The investment agreement was signed with the Punjab Board of Investment and Trade (PBIT), the state-run media reported.

“Chinese company Dongjin Group’s plan to establish a dry battery manufacturing facility in Allama Iqbal Industrial City is expected to help Pakistan meet growing demand for batteries, driven by the expansion of electric vehicles and solar energy systems,” APP said.

Sharqui Ali Tipu, director of marketing at PBIT, said Dongjin Group decided to establish the plant after observing the increasing demand of batteries in Pakistan, particularly due to the growing use of electric vehicles and solar energy solutions in the country.

He said the project is expected to generate economic and industrial activity across multiple sectors, while facilitating the transfer of modern technology.

Tipu said the battery plant is likely to support allied industries, including electronics, automotive components, packaging, chemicals and engineering support services. He added that it would also create employment opportunities in Faisalabad and its surrounding areas.

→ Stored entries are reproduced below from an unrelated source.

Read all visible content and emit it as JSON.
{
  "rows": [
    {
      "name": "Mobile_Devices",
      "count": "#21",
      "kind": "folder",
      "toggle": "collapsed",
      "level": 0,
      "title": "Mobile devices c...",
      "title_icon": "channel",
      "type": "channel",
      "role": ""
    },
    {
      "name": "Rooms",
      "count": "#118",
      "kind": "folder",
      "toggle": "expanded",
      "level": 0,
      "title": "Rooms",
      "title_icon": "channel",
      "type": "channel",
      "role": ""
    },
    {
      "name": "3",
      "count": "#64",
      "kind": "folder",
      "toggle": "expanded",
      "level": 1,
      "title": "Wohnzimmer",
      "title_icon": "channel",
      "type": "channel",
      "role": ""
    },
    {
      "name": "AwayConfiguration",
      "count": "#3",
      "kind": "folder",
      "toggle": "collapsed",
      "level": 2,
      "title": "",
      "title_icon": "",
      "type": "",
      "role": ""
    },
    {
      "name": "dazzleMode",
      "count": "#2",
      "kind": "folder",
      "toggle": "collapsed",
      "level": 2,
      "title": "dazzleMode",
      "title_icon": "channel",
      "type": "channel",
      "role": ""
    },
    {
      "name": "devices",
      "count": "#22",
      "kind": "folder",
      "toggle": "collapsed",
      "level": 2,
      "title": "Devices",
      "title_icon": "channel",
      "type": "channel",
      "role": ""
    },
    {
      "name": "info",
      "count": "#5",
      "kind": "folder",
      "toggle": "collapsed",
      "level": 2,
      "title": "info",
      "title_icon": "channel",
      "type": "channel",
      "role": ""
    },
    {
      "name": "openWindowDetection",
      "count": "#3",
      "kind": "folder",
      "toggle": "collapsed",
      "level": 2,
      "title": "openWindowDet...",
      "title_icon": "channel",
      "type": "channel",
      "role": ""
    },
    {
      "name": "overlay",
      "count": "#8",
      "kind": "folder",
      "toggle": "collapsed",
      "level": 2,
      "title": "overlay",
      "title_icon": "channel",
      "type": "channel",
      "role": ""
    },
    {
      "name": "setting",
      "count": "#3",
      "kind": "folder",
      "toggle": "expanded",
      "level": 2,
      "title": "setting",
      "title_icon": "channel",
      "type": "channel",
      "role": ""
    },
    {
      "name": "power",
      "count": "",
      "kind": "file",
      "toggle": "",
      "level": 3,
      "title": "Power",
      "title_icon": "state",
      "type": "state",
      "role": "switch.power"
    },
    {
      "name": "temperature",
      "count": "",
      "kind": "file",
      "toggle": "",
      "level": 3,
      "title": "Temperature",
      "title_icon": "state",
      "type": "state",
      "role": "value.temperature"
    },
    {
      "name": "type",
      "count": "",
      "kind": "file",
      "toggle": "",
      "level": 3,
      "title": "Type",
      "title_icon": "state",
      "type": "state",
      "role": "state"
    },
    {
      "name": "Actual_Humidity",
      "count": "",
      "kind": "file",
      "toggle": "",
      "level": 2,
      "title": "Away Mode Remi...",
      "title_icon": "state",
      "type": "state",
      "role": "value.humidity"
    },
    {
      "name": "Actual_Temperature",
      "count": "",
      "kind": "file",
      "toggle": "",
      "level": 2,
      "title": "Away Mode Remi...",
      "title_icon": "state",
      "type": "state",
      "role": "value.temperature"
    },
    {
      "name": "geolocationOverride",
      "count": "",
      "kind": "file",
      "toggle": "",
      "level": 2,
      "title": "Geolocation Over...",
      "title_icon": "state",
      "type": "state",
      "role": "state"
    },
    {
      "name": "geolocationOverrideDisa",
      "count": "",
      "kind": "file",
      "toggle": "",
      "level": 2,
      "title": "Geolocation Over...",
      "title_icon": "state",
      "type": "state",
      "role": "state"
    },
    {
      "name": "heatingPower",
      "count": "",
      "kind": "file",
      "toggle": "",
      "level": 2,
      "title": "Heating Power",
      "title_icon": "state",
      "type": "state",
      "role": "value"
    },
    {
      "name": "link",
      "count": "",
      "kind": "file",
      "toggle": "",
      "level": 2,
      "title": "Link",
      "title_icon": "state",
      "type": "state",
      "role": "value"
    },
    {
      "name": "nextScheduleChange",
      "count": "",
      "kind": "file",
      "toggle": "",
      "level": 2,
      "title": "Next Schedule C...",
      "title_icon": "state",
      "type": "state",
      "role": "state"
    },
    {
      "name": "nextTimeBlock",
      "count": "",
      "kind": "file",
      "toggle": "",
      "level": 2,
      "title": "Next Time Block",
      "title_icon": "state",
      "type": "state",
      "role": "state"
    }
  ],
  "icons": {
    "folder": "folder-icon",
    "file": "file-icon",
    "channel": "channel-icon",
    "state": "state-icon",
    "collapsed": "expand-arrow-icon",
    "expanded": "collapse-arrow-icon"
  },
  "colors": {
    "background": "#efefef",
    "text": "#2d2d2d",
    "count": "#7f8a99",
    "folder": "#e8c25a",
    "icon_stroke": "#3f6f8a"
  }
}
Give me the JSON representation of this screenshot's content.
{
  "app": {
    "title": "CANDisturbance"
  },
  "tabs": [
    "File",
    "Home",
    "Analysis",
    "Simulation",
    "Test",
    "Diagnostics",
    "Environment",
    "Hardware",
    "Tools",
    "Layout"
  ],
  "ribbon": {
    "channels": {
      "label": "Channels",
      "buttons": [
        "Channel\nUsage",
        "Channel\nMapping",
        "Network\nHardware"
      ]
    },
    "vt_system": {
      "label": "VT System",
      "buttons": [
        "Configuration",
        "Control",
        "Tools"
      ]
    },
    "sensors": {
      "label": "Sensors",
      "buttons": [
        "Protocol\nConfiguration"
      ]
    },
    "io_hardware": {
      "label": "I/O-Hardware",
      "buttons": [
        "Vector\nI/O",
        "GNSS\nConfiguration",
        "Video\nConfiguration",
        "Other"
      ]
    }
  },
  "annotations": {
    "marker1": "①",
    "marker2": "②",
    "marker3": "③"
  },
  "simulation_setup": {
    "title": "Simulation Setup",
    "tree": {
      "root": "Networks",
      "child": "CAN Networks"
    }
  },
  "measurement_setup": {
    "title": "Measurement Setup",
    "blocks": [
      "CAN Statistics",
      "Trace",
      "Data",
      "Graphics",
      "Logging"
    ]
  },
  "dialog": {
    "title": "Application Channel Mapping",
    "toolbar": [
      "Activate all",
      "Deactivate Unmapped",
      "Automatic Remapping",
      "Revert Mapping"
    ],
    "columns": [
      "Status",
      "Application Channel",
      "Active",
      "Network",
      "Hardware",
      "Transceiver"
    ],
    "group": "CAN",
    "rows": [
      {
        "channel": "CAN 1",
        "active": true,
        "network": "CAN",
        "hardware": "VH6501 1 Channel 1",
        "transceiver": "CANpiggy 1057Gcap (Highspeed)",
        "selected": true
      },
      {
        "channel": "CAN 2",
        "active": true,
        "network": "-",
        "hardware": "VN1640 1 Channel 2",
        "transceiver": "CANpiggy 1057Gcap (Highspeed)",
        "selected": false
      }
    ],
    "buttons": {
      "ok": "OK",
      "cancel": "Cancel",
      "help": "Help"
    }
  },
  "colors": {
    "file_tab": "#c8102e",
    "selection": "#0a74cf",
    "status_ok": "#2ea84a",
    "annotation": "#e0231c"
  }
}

“Under Pakistan’s Special Economic Zone incentive package, the company will be eligible for a 10-year income tax holiday and a one-time exemption from customs duties and taxes on the import of plant and machinery,” APP said.

Almas Hyder, former chairman of the Engineering Development Board, an apex government body under the Ministry of Industries & Production, noted that Pakistan is moving toward localizing lithium-ion battery manufacturing to strengthen energy security and reduce import dependence.

Hyder said batteries have become strategically important globally due to their growing demand linked to renewable energy, electric vehicles and grid stability.

“The greater the battery production in Pakistan, the higher the chances of reducing dependence on expensive electricity and imported fossil fuels,” Hyder was quoted as saying by the APP.